Another life has become mine. I breathe through another's lungs, and the blow that should wound him would kill me.—Before this happy day I was like those stupid Japanese idols who are forever looking at their stomach. I was the spectator of myself, the pit at the comedy. I was acting; I watched myself live and listened to the beating of my heart as to the oscillations of a pendulum. That is the whole story. Images were reproduced in my distraught eyes; sounds fell upon my unheeding ear, but nothing from the outer world reached my soul. Nobody's existence was essential to me; indeed I doubted if there were any other existence than mine, nor was I quite sure even of that. It seemed to me that I was alone in the midst of the universe, and that all the rest was only smoke, images, vain illusions, fleeting apparitions destined to people that void.—What a difference!
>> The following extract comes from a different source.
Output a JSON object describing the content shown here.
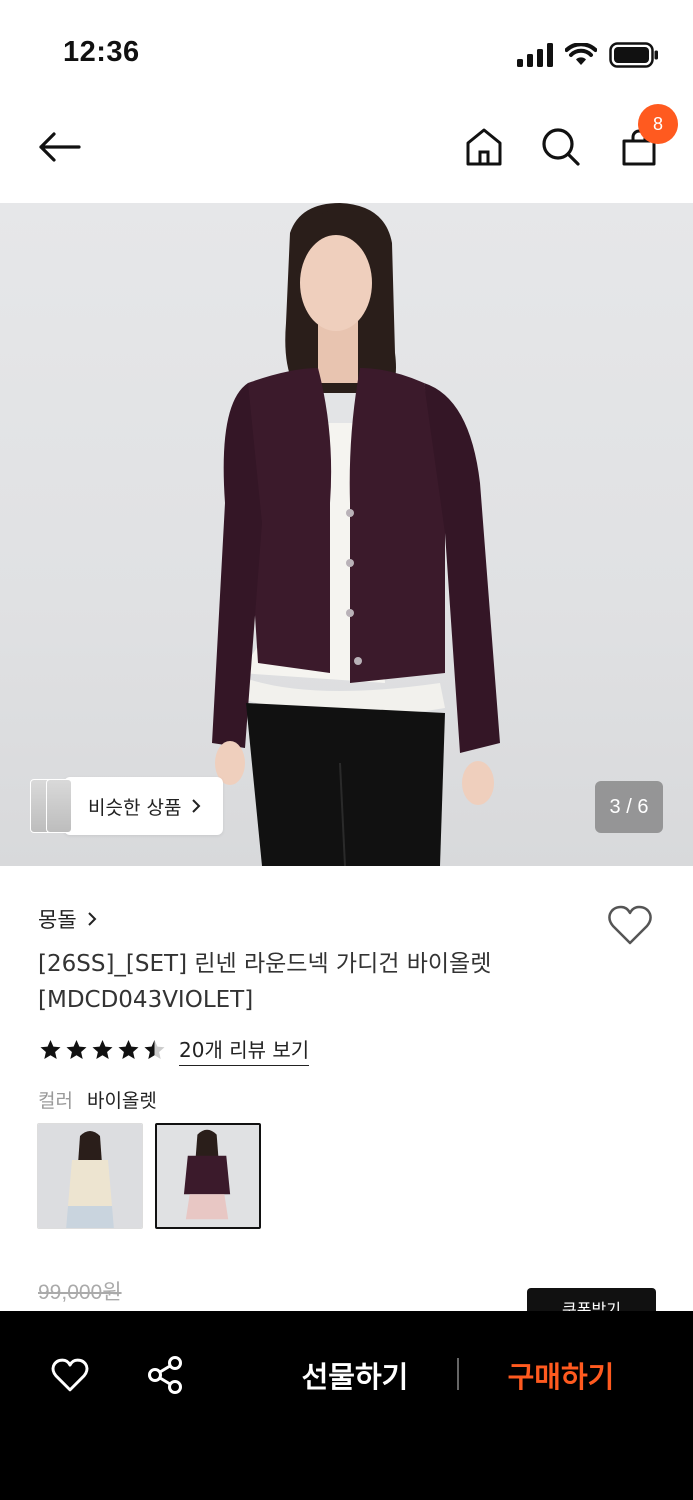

And yet, what if my presentiment had misled me, if Théodore should prove to be in truth a man, as everybody believes him to be! Such marvellous beauty has sometimes been seen in man; extreme youth may assist the illusion.—It is something I will not think about, for it would drive me mad; the grain that fell yesterday into my sterile heart has already penetrated it, in every direction, with its thousand filaments; it has taken a strong hold there and it would be impossible for me to tear it out. It has already become a green and flourishing tree and its knotted roots have struck deep.—If I should be convinced beyond a doubt that Théodore is not a woman, alas! I cannot say that I should not love him still.
X
You were very wise, my sweet friend, to try and dissuade me from the plan I had conceived of seeing men near at hand, of studying them closely, before giving my heart to any one of them.—I have extinguished love, yes, even the possibility of love, within me forever.